[darcs-devel] darcs patch: Include validators in slurpies. (and 1 more)

Fri Oct 28 05:48:19 PDT 2005

On Thu, Oct 27, 2005 at 09:29:01PM +0200, Juliusz Chroboczek wrote:
> This is just a proposal.  If you see a better way of doing that, I'll be
> glad to recode it.  (I'm waiting to hear from you before continuing this
> line of work.)

So the idea is to optionally include the git hash of each file in the
slurpy so that we can compare those if possible to when diffing?

What I'm not so clear on is when this will be useful.

It seems like when running whatsnew/record, we'll only have a hash for one
of the two slurpies involved, so is the plan (or perhaps even the existing
implementation--I only skimmed it) to generate the hash for non-git
repositories, figuring that this'll be faster than reading the entire file
from the pristine cache--although we might still have to read the entire
file, if they differ.

Is there some other diffing scenario where we'll already have hashes on
both sides... I guess maybe this is it, when we're reading a git repository
we have to diff all the versions, don't we?

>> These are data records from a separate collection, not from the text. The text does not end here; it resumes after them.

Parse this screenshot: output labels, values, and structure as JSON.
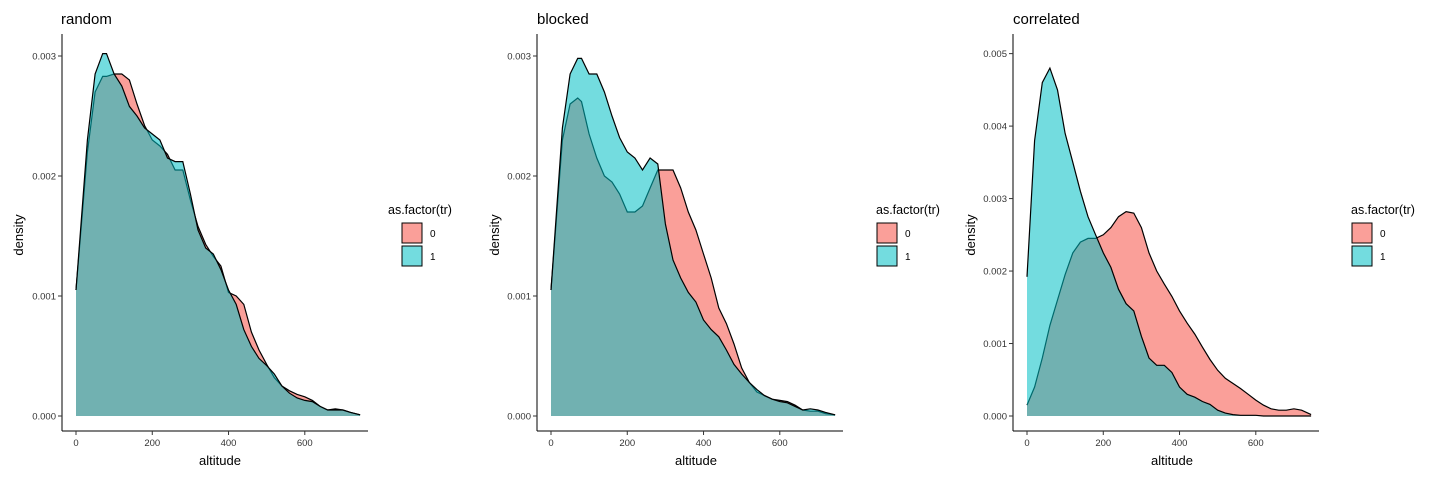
{
  "colors": {
    "group_0_fill": "#F8766D",
    "group_1_fill": "#00BFC4",
    "outline": "#000000",
    "axis": "#000000",
    "overlap_rendered": "#74A9A8"
  },
  "chart_data": [
    {
      "type": "area",
      "title": "random",
      "xlabel": "altitude",
      "ylabel": "density",
      "xlim": [
        0,
        750
      ],
      "ylim": [
        0,
        0.00305
      ],
      "x_ticks": [
        "0",
        "200",
        "400",
        "600"
      ],
      "y_ticks": [
        "0.000",
        "0.001",
        "0.002",
        "0.003"
      ],
      "legend": {
        "title": "as.factor(tr)",
        "entries": [
          "0",
          "1"
        ],
        "placement": "right"
      },
      "x": [
        0,
        30,
        50,
        70,
        80,
        100,
        120,
        140,
        160,
        180,
        200,
        220,
        240,
        260,
        280,
        300,
        320,
        340,
        360,
        380,
        400,
        420,
        440,
        460,
        480,
        500,
        520,
        540,
        560,
        580,
        600,
        620,
        640,
        660,
        680,
        700,
        720,
        745
      ],
      "series": [
        {
          "name": "0",
          "values": [
            0.00105,
            0.0022,
            0.0027,
            0.00283,
            0.00283,
            0.00285,
            0.00285,
            0.0028,
            0.0026,
            0.00242,
            0.0023,
            0.00225,
            0.00218,
            0.00205,
            0.00205,
            0.0018,
            0.00158,
            0.00143,
            0.00133,
            0.00125,
            0.00103,
            0.001,
            0.00093,
            0.0007,
            0.00055,
            0.00043,
            0.00032,
            0.00025,
            0.00021,
            0.00018,
            0.00016,
            0.00013,
            8e-05,
            5e-05,
            6e-05,
            5e-05,
            3e-05,
            1e-05
          ]
        },
        {
          "name": "1",
          "values": [
            0.00105,
            0.0023,
            0.00285,
            0.00302,
            0.00302,
            0.00285,
            0.00275,
            0.00258,
            0.0025,
            0.0024,
            0.00235,
            0.0023,
            0.00215,
            0.00212,
            0.00212,
            0.00185,
            0.00155,
            0.0014,
            0.00135,
            0.00122,
            0.00105,
            0.00093,
            0.00072,
            0.00058,
            0.00048,
            0.00042,
            0.00035,
            0.00025,
            0.00019,
            0.00015,
            0.00013,
            0.00012,
            8e-05,
            5e-05,
            5e-05,
            5e-05,
            3e-05,
            1e-05
          ]
        }
      ]
    },
    {
      "type": "area",
      "title": "blocked",
      "xlabel": "altitude",
      "ylabel": "density",
      "xlim": [
        0,
        750
      ],
      "ylim": [
        0,
        0.00305
      ],
      "x_ticks": [
        "0",
        "200",
        "400",
        "600"
      ],
      "y_ticks": [
        "0.000",
        "0.001",
        "0.002",
        "0.003"
      ],
      "legend": {
        "title": "as.factor(tr)",
        "entries": [
          "0",
          "1"
        ],
        "placement": "right"
      },
      "x": [
        0,
        30,
        50,
        70,
        80,
        100,
        120,
        140,
        160,
        180,
        200,
        220,
        240,
        260,
        280,
        300,
        320,
        340,
        360,
        380,
        400,
        420,
        440,
        460,
        480,
        500,
        520,
        540,
        560,
        580,
        600,
        620,
        640,
        660,
        680,
        700,
        720,
        745
      ],
      "series": [
        {
          "name": "0",
          "values": [
            0.00105,
            0.0023,
            0.0026,
            0.00265,
            0.00262,
            0.00235,
            0.00215,
            0.002,
            0.00195,
            0.00185,
            0.0017,
            0.0017,
            0.00175,
            0.0019,
            0.00205,
            0.00205,
            0.00205,
            0.0019,
            0.0017,
            0.00155,
            0.00135,
            0.00115,
            0.0009,
            0.00077,
            0.0006,
            0.0004,
            0.00028,
            0.0002,
            0.00017,
            0.00014,
            0.00013,
            0.00012,
            9e-05,
            5e-05,
            4e-05,
            4e-05,
            2e-05,
            1e-05
          ]
        },
        {
          "name": "1",
          "values": [
            0.00105,
            0.0024,
            0.00285,
            0.00298,
            0.00298,
            0.00285,
            0.00285,
            0.0027,
            0.0025,
            0.00232,
            0.0022,
            0.00215,
            0.00205,
            0.00215,
            0.0021,
            0.0016,
            0.0013,
            0.00115,
            0.00103,
            0.00095,
            0.0008,
            0.00072,
            0.00066,
            0.00055,
            0.00043,
            0.00035,
            0.00028,
            0.00022,
            0.00017,
            0.00014,
            0.00012,
            0.00011,
            8e-05,
            5e-05,
            6e-05,
            5e-05,
            3e-05,
            1e-05
          ]
        }
      ]
    },
    {
      "type": "area",
      "title": "correlated",
      "xlabel": "altitude",
      "ylabel": "density",
      "xlim": [
        0,
        750
      ],
      "ylim": [
        0,
        0.00505
      ],
      "x_ticks": [
        "0",
        "200",
        "400",
        "600"
      ],
      "y_ticks": [
        "0.000",
        "0.001",
        "0.002",
        "0.003",
        "0.004",
        "0.005"
      ],
      "legend": {
        "title": "as.factor(tr)",
        "entries": [
          "0",
          "1"
        ],
        "placement": "right"
      },
      "x": [
        0,
        20,
        40,
        60,
        80,
        100,
        120,
        140,
        160,
        180,
        200,
        220,
        240,
        260,
        280,
        300,
        320,
        340,
        360,
        380,
        400,
        420,
        440,
        460,
        480,
        500,
        520,
        540,
        560,
        580,
        600,
        620,
        640,
        660,
        680,
        700,
        720,
        745
      ],
      "series": [
        {
          "name": "0",
          "values": [
            0.00015,
            0.0004,
            0.0008,
            0.00125,
            0.0016,
            0.00195,
            0.00225,
            0.0024,
            0.00245,
            0.00245,
            0.0025,
            0.0026,
            0.00275,
            0.00282,
            0.0028,
            0.0026,
            0.00225,
            0.002,
            0.00182,
            0.00165,
            0.00145,
            0.00128,
            0.00113,
            0.00095,
            0.00078,
            0.00063,
            0.00052,
            0.00045,
            0.00038,
            0.0003,
            0.00022,
            0.00015,
            0.0001,
            8e-05,
            8e-05,
            0.0001,
            8e-05,
            2e-05
          ]
        },
        {
          "name": "1",
          "values": [
            0.00192,
            0.0038,
            0.0046,
            0.0048,
            0.0045,
            0.0039,
            0.0035,
            0.0031,
            0.00275,
            0.0025,
            0.00225,
            0.00205,
            0.00175,
            0.00155,
            0.00145,
            0.0011,
            0.0008,
            0.0007,
            0.0007,
            0.0006,
            0.0004,
            0.0003,
            0.00026,
            0.0002,
            0.00016,
            8e-05,
            4e-05,
            2e-05,
            1e-05,
            1e-05,
            1e-05,
            0.0,
            0.0,
            0.0,
            0.0,
            0.0,
            0.0,
            0.0
          ]
        }
      ]
    }
  ]
}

Will the presence of this validator allow us to eliminate the GitSlurpy?
That would seem like a noble goal--it's so similar to Slurpy that using
shared code would be great.

Did I misread the patch, or do you really not attach validators to
directories? If not, why not? It seems like it would make lots of sense
(unless I'm misunderstanding--but the linux kernel has such huge
directories that just avoiding parsing the list of files in a few
subdirectories could be a huge performance gain).

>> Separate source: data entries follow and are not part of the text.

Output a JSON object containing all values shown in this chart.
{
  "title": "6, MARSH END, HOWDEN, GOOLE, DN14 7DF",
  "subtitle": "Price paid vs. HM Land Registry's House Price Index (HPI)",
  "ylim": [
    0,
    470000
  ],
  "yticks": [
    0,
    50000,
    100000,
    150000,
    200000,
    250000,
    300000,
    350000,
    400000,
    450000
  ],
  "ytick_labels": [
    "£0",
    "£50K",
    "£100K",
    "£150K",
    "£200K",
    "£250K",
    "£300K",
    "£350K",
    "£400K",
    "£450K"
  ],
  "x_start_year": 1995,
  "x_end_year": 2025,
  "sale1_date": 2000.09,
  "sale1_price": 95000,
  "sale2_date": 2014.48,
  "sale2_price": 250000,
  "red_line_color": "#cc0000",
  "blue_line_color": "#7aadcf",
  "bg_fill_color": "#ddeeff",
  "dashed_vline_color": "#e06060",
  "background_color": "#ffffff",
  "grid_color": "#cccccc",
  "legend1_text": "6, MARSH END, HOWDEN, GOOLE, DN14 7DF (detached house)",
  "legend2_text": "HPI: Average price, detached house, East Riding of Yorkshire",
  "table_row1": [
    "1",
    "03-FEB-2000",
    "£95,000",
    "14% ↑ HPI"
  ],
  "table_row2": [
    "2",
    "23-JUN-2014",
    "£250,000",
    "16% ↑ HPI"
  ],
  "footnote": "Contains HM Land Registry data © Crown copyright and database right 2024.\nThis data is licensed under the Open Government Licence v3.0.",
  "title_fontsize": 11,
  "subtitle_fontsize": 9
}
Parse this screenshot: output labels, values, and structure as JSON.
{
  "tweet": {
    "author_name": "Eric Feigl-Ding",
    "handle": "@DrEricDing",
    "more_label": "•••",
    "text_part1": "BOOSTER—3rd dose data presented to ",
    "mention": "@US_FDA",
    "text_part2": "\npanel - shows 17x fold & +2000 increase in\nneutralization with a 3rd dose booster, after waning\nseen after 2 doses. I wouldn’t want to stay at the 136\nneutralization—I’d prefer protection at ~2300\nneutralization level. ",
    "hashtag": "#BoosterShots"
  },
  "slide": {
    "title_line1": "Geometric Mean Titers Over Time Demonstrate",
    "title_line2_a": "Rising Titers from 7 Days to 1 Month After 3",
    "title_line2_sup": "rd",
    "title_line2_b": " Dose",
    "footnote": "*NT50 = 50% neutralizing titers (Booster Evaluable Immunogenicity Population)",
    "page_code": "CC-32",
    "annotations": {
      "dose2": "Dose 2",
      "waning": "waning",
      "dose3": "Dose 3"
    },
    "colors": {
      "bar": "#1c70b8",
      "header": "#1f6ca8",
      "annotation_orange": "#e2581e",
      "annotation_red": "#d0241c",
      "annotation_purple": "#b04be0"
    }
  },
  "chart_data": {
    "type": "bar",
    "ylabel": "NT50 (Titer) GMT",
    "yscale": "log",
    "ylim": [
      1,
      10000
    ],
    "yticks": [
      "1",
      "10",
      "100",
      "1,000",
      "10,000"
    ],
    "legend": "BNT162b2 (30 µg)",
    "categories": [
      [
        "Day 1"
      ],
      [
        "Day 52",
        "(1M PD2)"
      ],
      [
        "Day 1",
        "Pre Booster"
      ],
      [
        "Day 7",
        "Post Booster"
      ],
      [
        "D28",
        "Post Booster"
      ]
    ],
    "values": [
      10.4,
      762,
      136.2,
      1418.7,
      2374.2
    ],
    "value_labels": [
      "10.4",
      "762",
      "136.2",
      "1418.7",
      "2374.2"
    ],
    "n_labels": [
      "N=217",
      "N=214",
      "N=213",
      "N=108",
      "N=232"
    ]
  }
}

This patch makes me think that perhaps it would be nice to switch Slurpy to
use record accessors so we could avoid many of these stupid changes that
are needed because of pattern matching based on position.  I think
(although I'm not sure I've ever written code like this) that if we write

data Slurpy = SlurpDir {
                slurpname :: FileName,
                slurpvalidator :: Validator,
                slurpsubslurps :: [Slurpy]
              }
            | SlurpFile {
                slurpname :: FileName,
                slurptime :: EpochTime,
                slurplength :: FileOffset,
                slurpvalidator :: Validator,
                slurpcontents :: FileContents
              }

then we can pattern match like

  case aslurpy of
  SlurpFile { slurplength = l, slurptime = t } -> do something with t and l

which would mean we wouldn't have the silliness that you had to deal with
where every time that stupid tuple was used it had to be modified because
you added a new field.

Which is not to say that you need to make this change, just that your
patch made me think that it would be nicer to have our code be more
flexible with respect to changes in data layout.  I didn't know before that
one could pattern match on named fields--this seems considerably more
robust than position-based pattern matching.

Back on-topic, so far your validators look like a good idea to me (modulo
on-topic comments and questions above).  I imagine with care they can be
used to implement a hashed pristine cache--perhaps even using
git-compatible hashes.
-- 
David Roundy
http://www.darcs.net